Мысль о том, что растение могут пожирать отходы человеческой жизнедеятельности не то чтобы мне не приходила до этого в голову, истории такие не новы, но как-то материализовалась в моём сознании одной старой идейкой американских реинкарнаторов, больших оригиналов по данной части. Те, в своё время, предложили хоронить мёртвых людей полусогнутыми в желатиновой субстанции, где кроме покойника находился ещё и древесный росток. Желатиновую сферу, обёрнутую разлагающимся материалом предлагалось закапывать в небольшую яму и засыпать землёй, так чтобы на поверхности торчала только верхушка саженца. Дерево со временем должно было пустить корни сквозь кости мертвеца и потянуться ввысь, выжимая из покойника соки, как бы символизируя продолжение его жизни.
Американцы собирались даже высадить такой вот лесной погост из чудаков-добровольцев, благо людей со странностями в Штатах всегда хватало, но, кажется, тамошние санитарные службы зарезали этот проект. Их не устроила глубина захоронения. У молодых деревьев корни, как известно уходят в землю не глубоко и дикие животные или собаки могут подкопать эту «клумбу» и обглодать кадавра. Плюс трупный яд, размывание и проседание земли. В общем, вроде бы не получилось. Не знаю, почему именно такой образ возник у меня тогда в голове.
Но гранты. Мало кому удавалось найти деньги, валяющимися на дороге. А этот Кирш тогда влез в головы, казалось, ко всем немцам, ревностным поборником всего, что начинается на «эко».
Но те годы были тяжёлые и наш институт отчаянно нуждался в деньгах, да и мы сами в парче не ходили. Прилетая в Германию, я даже обедал за счёт Константина, командировочных на всё не хватало. В общем, я согласился.
- Хорошо, возможно мы сможем тебе помочь, но вопрос с мусорной мафией ты постарайся решить сам. Мы генетики, а не юристы, ваших законов не знаем, не до этого нам.
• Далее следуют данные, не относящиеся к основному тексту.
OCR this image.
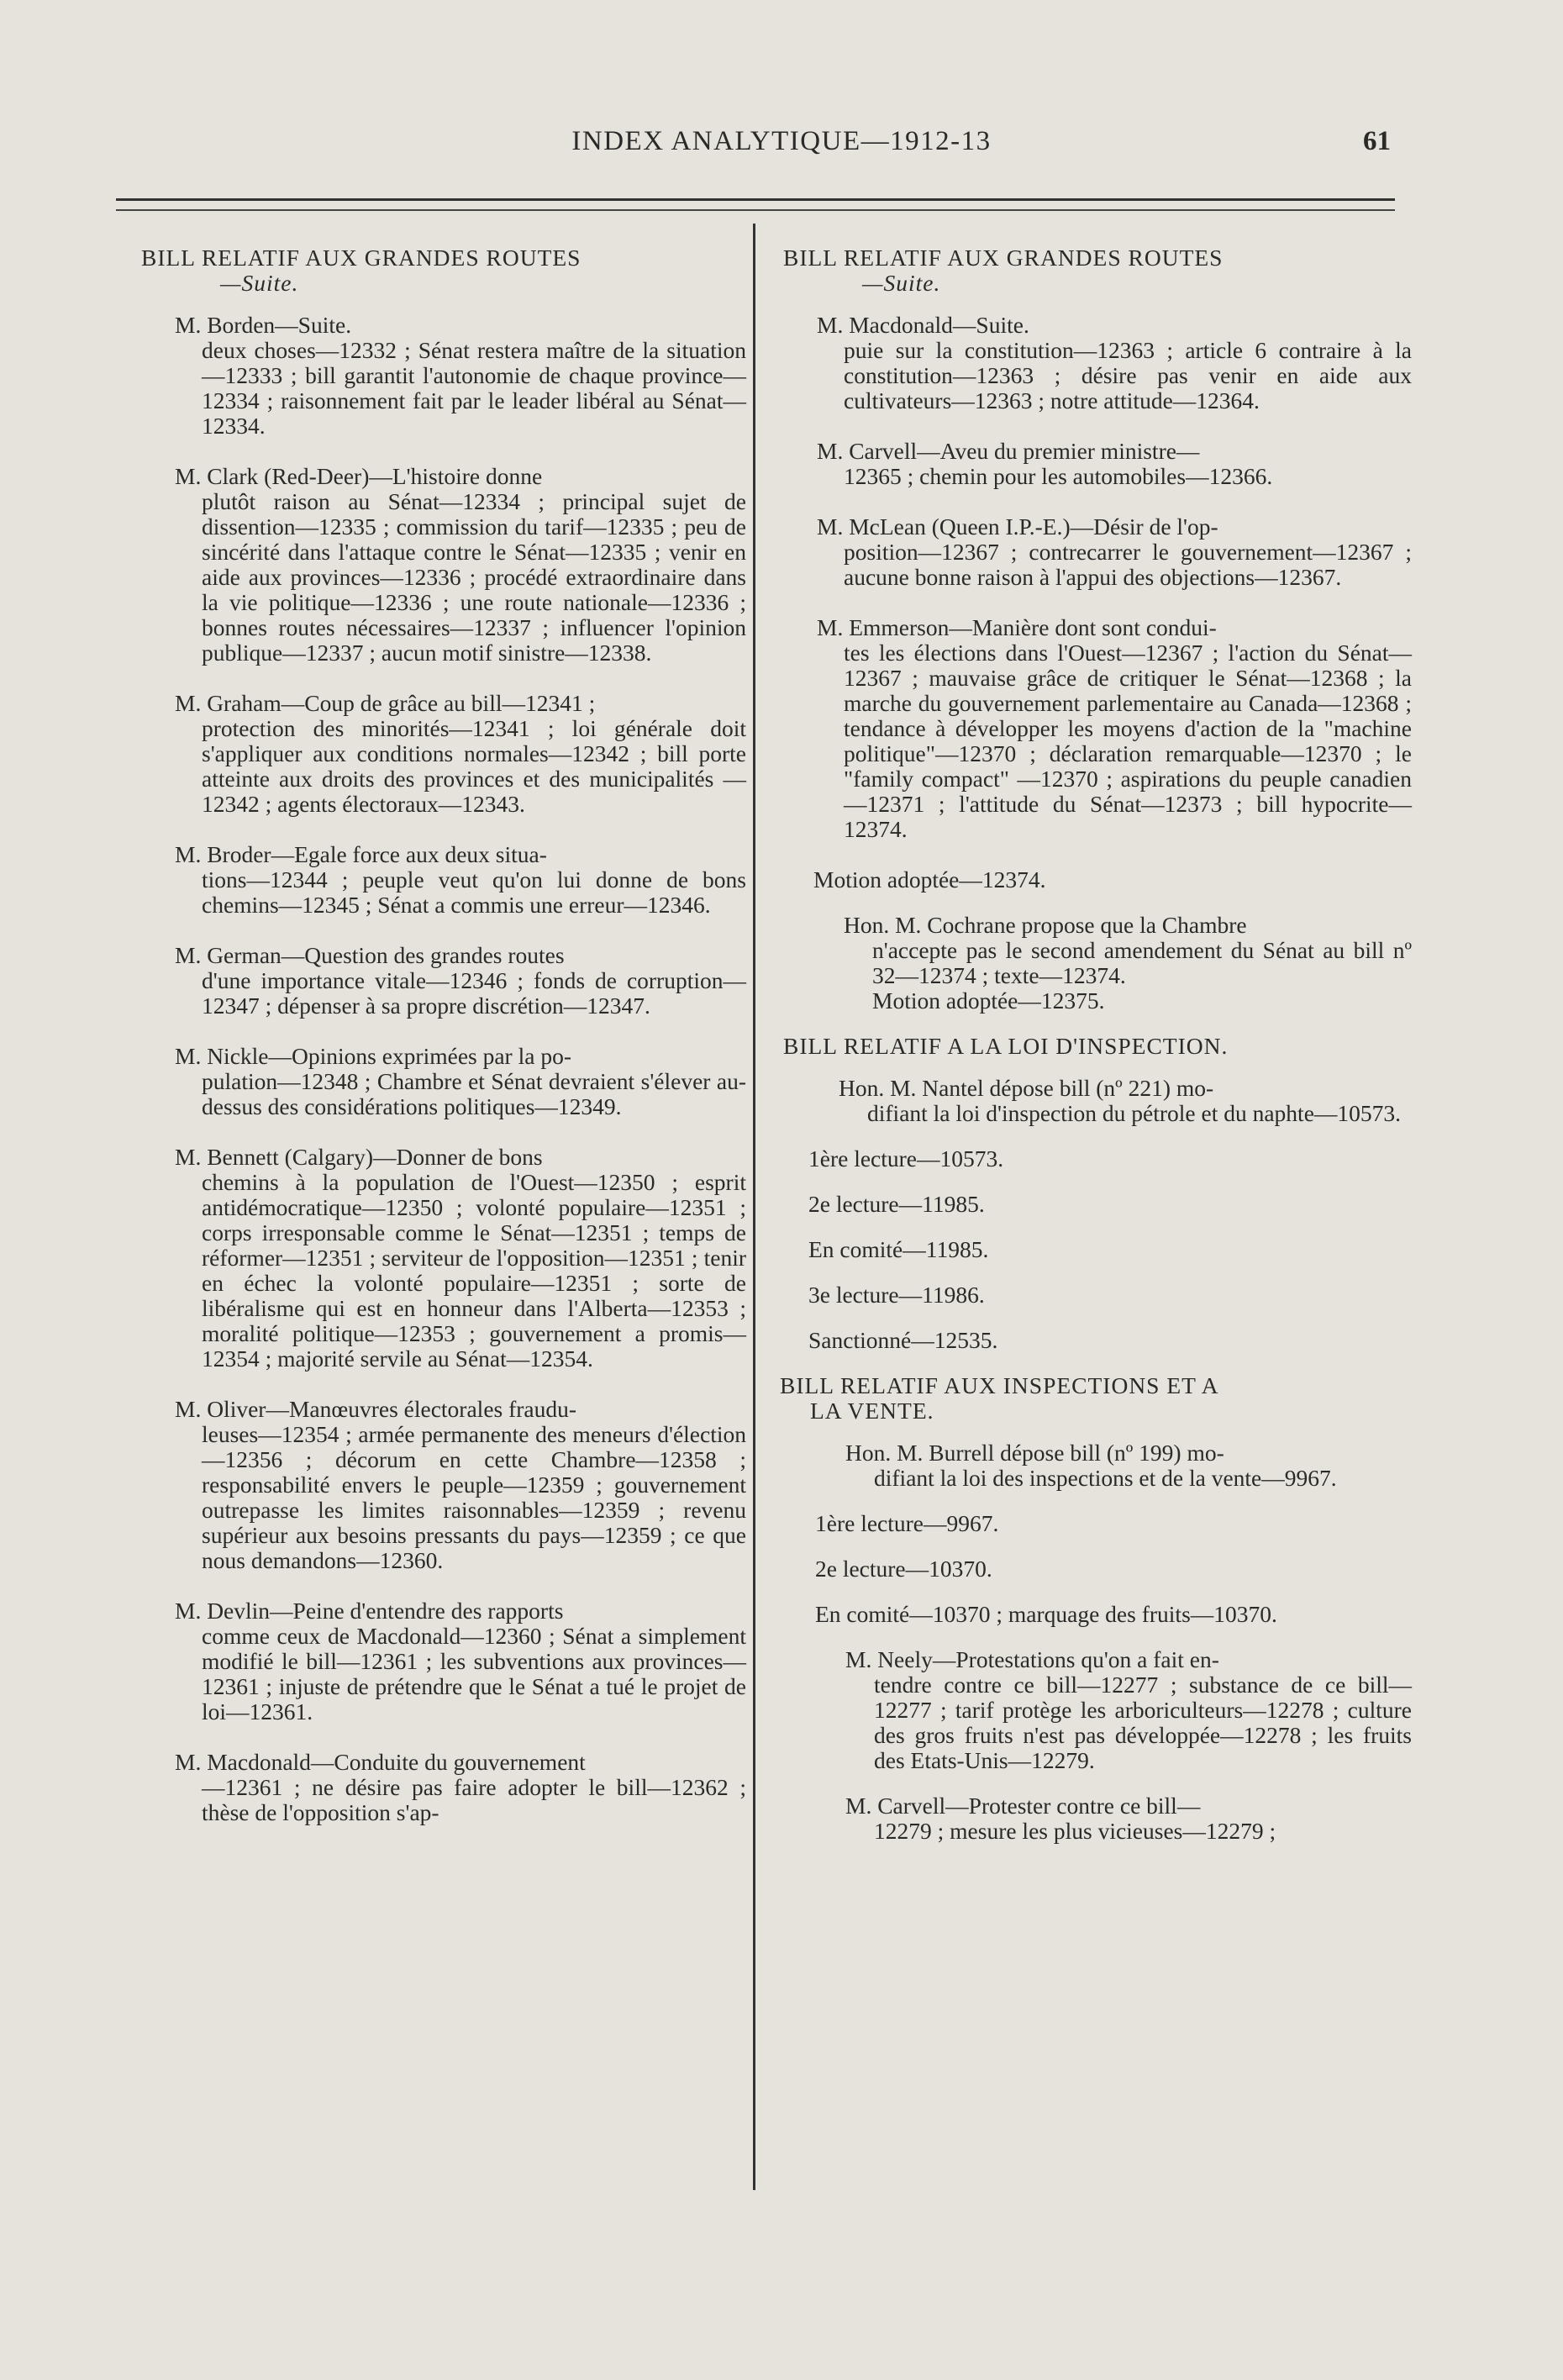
INDEX ANALYTIQUE—1912-13	61
BILL RELATIF AUX GRANDES ROUTES
—Suite.
M. Borden—Suite.
deux choses—12332 ; Sénat restera maître de la situation—12333 ; bill garantit l'autonomie de chaque province—12334 ; raisonnement fait par le leader libéral au Sénat—12334.
M. Clark (Red-Deer)—L'histoire donne
plutôt raison au Sénat—12334 ; principal sujet de dissention—12335 ; commission du tarif—12335 ; peu de sincérité dans l'attaque contre le Sénat—12335 ; venir en aide aux provinces—12336 ; procédé extraordinaire dans la vie politique—12336 ; une route nationale—12336 ; bonnes routes nécessaires—12337 ; influencer l'opinion publique—12337 ; aucun motif sinistre—12338.
M. Graham—Coup de grâce au bill—12341 ;
protection des minorités—12341 ; loi générale doit s'appliquer aux conditions normales—12342 ; bill porte atteinte aux droits des provinces et des municipalités —12342 ; agents électoraux—12343.
M. Broder—Egale force aux deux situa-
tions—12344 ; peuple veut qu'on lui donne de bons chemins—12345 ; Sénat a commis une erreur—12346.
M. German—Question des grandes routes
d'une importance vitale—12346 ; fonds de corruption—12347 ; dépenser à sa propre discrétion—12347.
M. Nickle—Opinions exprimées par la po-
pulation—12348 ; Chambre et Sénat devraient s'élever au-dessus des considérations politiques—12349.
M. Bennett (Calgary)—Donner de bons
chemins à la population de l'Ouest—12350 ; esprit antidémocratique—12350 ; volonté populaire—12351 ; corps irresponsable comme le Sénat—12351 ; temps de réformer—12351 ; serviteur de l'opposition—12351 ; tenir en échec la volonté populaire—12351 ; sorte de libéralisme qui est en honneur dans l'Alberta—12353 ; moralité politique—12353 ; gouvernement a promis—12354 ; majorité servile au Sénat—12354.
M. Oliver—Manœuvres électorales fraudu-
leuses—12354 ; armée permanente des meneurs d'élection—12356 ; décorum en cette Chambre—12358 ; responsabilité envers le peuple—12359 ; gouvernement outrepasse les limites raisonnables—12359 ; revenu supérieur aux besoins pressants du pays—12359 ; ce que nous demandons—12360.
M. Devlin—Peine d'entendre des rapports
comme ceux de Macdonald—12360 ; Sénat a simplement modifié le bill—12361 ; les subventions aux provinces—12361 ; injuste de prétendre que le Sénat a tué le projet de loi—12361.
M. Macdonald—Conduite du gouvernement
—12361 ; ne désire pas faire adopter le bill—12362 ; thèse de l'opposition s'ap-
BILL RELATIF AUX GRANDES ROUTES
—Suite.
M. Macdonald—Suite.
puie sur la constitution—12363 ; article 6 contraire à la constitution—12363 ; désire pas venir en aide aux cultivateurs—12363 ; notre attitude—12364.
M. Carvell—Aveu du premier ministre—
12365 ; chemin pour les automobiles—12366.
M. McLean (Queen I.P.-E.)—Désir de l'op-
position—12367 ; contrecarrer le gouvernement—12367 ; aucune bonne raison à l'appui des objections—12367.
M. Emmerson—Manière dont sont condui-
tes les élections dans l'Ouest—12367 ; l'action du Sénat—12367 ; mauvaise grâce de critiquer le Sénat—12368 ; la marche du gouvernement parlementaire au Canada—12368 ; tendance à développer les moyens d'action de la "machine politique"—12370 ; déclaration remarquable—12370 ; le "family compact" —12370 ; aspirations du peuple canadien —12371 ; l'attitude du Sénat—12373 ; bill hypocrite—12374.
Motion adoptée—12374.
Hon. M. Cochrane propose que la Chambre
n'accepte pas le second amendement du Sénat au bill nº 32—12374 ; texte—12374.
Motion adoptée—12375.
BILL RELATIF A LA LOI D'INSPECTION.
Hon. M. Nantel dépose bill (nº 221) mo-
difiant la loi d'inspection du pétrole et du naphte—10573.
1ère lecture—10573.
2e lecture—11985.
En comité—11985.
3e lecture—11986.
Sanctionné—12535.
BILL RELATIF AUX INSPECTIONS ET A
LA VENTE.
Hon. M. Burrell dépose bill (nº 199) mo-
difiant la loi des inspections et de la vente—9967.
1ère lecture—9967.
2e lecture—10370.
En comité—10370 ; marquage des fruits—10370.
M. Neely—Protestations qu'on a fait en-
tendre contre ce bill—12277 ; substance de ce bill—12277 ; tarif protège les arboriculteurs—12278 ; culture des gros fruits n'est pas développée—12278 ; les fruits des Etats-Unis—12279.
M. Carvell—Protester contre ce bill—
12279 ; mesure les plus vicieuses—12279 ;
- О, не беспокойтесь – оживился мой экопрораб – Я всё улажу, как только нам удастся продемонстрировать ваш опытный образец биоутилизатора. Германское правительство всегда находило общий язык с профсоюзами, если на его сторону становились наши зелёные, а так оно, я вас уверяю, и будет.
Мы обсудили с Киршем ещё несколько вопросов, посмотрели на чудесный шварцвальдский закат и я отправился в аэропорт.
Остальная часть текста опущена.